相続関係説明図の提出によって返却された戸籍謄本の原本は、ほかの手続きでも使用できます。そのため、相続関係説明図を作成していれば、相続手続き時に相続人の負担が軽減されるでしょう。
相続関係を把握・説明する場合
相続関係説明図があると、被相続人と相続人の関係性がより明確になります。そのため、以下のようなケースで相続関係が複雑である場合、相続関係説明図があれば被相続人との関係性が把握しやすくなります。
・養子縁組または離縁をした子供がいる
・前妻との間に子供がいる
・短期間に相次いで相続が発生した
・法定相続人が複数いる
被相続人が遺言書を残しておらず、遺産分割協議をして遺産の引き継ぎ方を決める場合、すべての法定相続人で協議をしなければなりません。協議に参加していない相続人がいると、遺産分割協議は無効となってしまいます。
相続関係が複雑であると、協議に参加すべき法定相続人が把握しにくく、連絡が漏れてしまいやすいです。相続関係説明図を作成して関係者が明確になっていれば、遺産の相続権がある人を正確に把握しやすくなるでしょう。
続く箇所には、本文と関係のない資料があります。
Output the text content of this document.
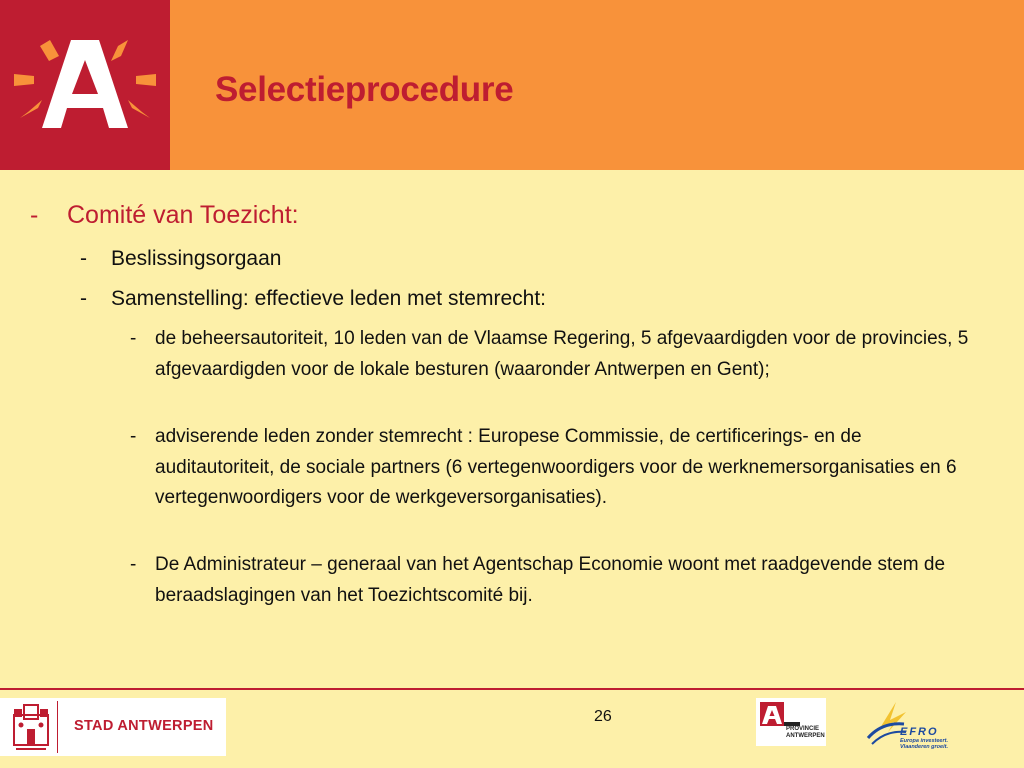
Selectieprocedure
- Comité van Toezicht:
- Beslissingsorgaan
- Samenstelling: effectieve leden met stemrecht:
- de beheersautoriteit, 10 leden van de Vlaamse Regering, 5 afgevaardigden voor de provincies, 5 afgevaardigden voor de lokale besturen (waaronder Antwerpen en Gent);
- adviserende leden zonder stemrecht : Europese Commissie, de certificerings- en de auditautoriteit, de sociale partners (6 vertegenwoordigers voor de werknemersorganisaties en 6 vertegenwoordigers voor de werkgeversorganisaties).
- De Administrateur – generaal van het Agentschap Economie woont met raadgevende stem de beraadslagingen van het Toezichtscomité bij.
STAD ANTWERPEN
26
PROVINCIE ANTWERPEN	EFRO
Europa investeert. Vlaanderen groeit.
また、税理士や弁護士、司法書士などの専門家に相続に関する相談をする場合、相続関係説明図があると相続関係を説明しやすくなります。相続関係が複雑である時は、相続関係説明図を作成しておくとよいでしょう。
相続関係説明図と法定相続情報一覧図の違い
法定相続情報一覧図は、相続関係説明図と同じく被相続人と相続人の関係性を明確にする際に用いられる書類です。法定相続情報一覧図と相続関係説明図は、以下の点が異なります。
相続関係説明図 | 法定相続情報一覧図 | |
---|---|---|
公的な証明力 | × | 〇 |
書き方 | 比較的自由 | 様式や記載項目を遵守する必要がある |
利用できる手続き | 相続登記のみ | 相続登記や金融機関口座の名義変更など |
手続き時の原本提出 | 必要 | 原則不要※ |
※金融機関によっては提出を求められる場合もある
相続関係説明書は公的な書面ではなく、記載方法が厳密に決められているわけでもありません。それに対して法定相続情報一覧図は、法務局の「法定相続情報証明制度」によって認証される公的な書類です。そのため、様式や記入項目が厳格に決められています。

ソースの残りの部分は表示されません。